The hedge fund agreed to pay $900 million in fines and forfeit another $900 million, for a total of $1.8 billion. But the hedge fund will receive a $616 million credit for a civil settlement it reached with the Securities and Exchange Commission earlier this year. That deal, which awaits court approval, allowed the hedge fund to resolve two civil lawsuits that accused two SAC affiliates of insider trading. The fund did not admit wrongdoing in that case.
‘‘It’s the end of SAC as the markets have come to know it,’’ said Jacob Frenkel, a former federal prosecutor and a former SEC enforcement lawyer.
The settlements reached so far by the Justice Department and the SEC do not accuse Cohen of wrongdoing. But Cohen remains the target of a separate legal proceeding by the SEC, which accuses the billionaire of failing to supervise two of the firm’s employees. If the SEC wins, Cohen might be banned from the industry for life.
On Monday, the Justice Department implied that Cohen remains in its crosshairs, too.
‘‘The Agreement provides no immunity from prosecution for any individual and does not restrict the Government from charging any individual for any criminal offense,’’ a document submitted by Bharara said.
The settlement announced Monday is likely to eat into considerable wealth amassed by Cohen, whose net worth is estimated at $9 billion by Forbes magazine. Investors have pulled billions of dollars from Cohen’s hedge fund, which managed $15 billion in assets at its peak. Nearly all the money left over belongs to Cohen.
When Bharara unveiled the criminal charges against SAC in July, Bharara described the hedge fund as a ‘‘veritable magnet for market cheaters.’’
The indictment portrayed a pressure-cooker culture that encouraged rampant illegal trading in the quest for profits. Bharara said that SAC ‘‘seeded itself’’ with corrupt traders and then turned a blind eye to suspicious activity, which is why he went after the company and not just its employees.
In the past few years, eight SAC employees have either been accused or convicted of insider trading that took place from 1999 through 2010. Five have pled guilty, and two, Mathew Martoma and Michael Steinberg, are fighting the allegations in court.
Prosecutors alleged that the hedge fund failed to detect any of these employees’ misconduct. It even hired one of them, Richard Lee, despite warnings that he had been involved in an ‘‘insider trading group’’ at his prior firm, prosecutors said.

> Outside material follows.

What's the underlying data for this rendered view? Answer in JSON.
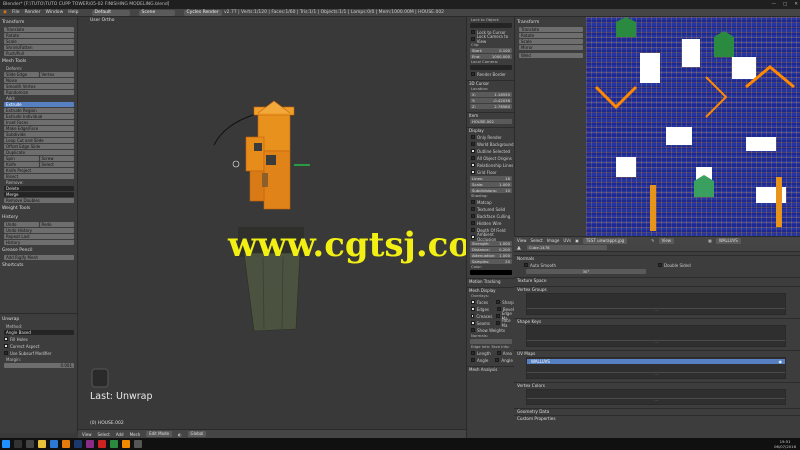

Only once in its history did SAC identify possible insider trading at its firm, the indictment said. But it did not fire the individuals involved or report the matter to regulators. .
Prosecutors did not mention Cohen by name in the indictment. But they did allege that the corrupt employees at times recommended trades to the ‘‘SAC owner’’ based on inside information.
Tying Cohen directly to insider trading has proved elusive, in part because none of the current or former employees charged turned on him.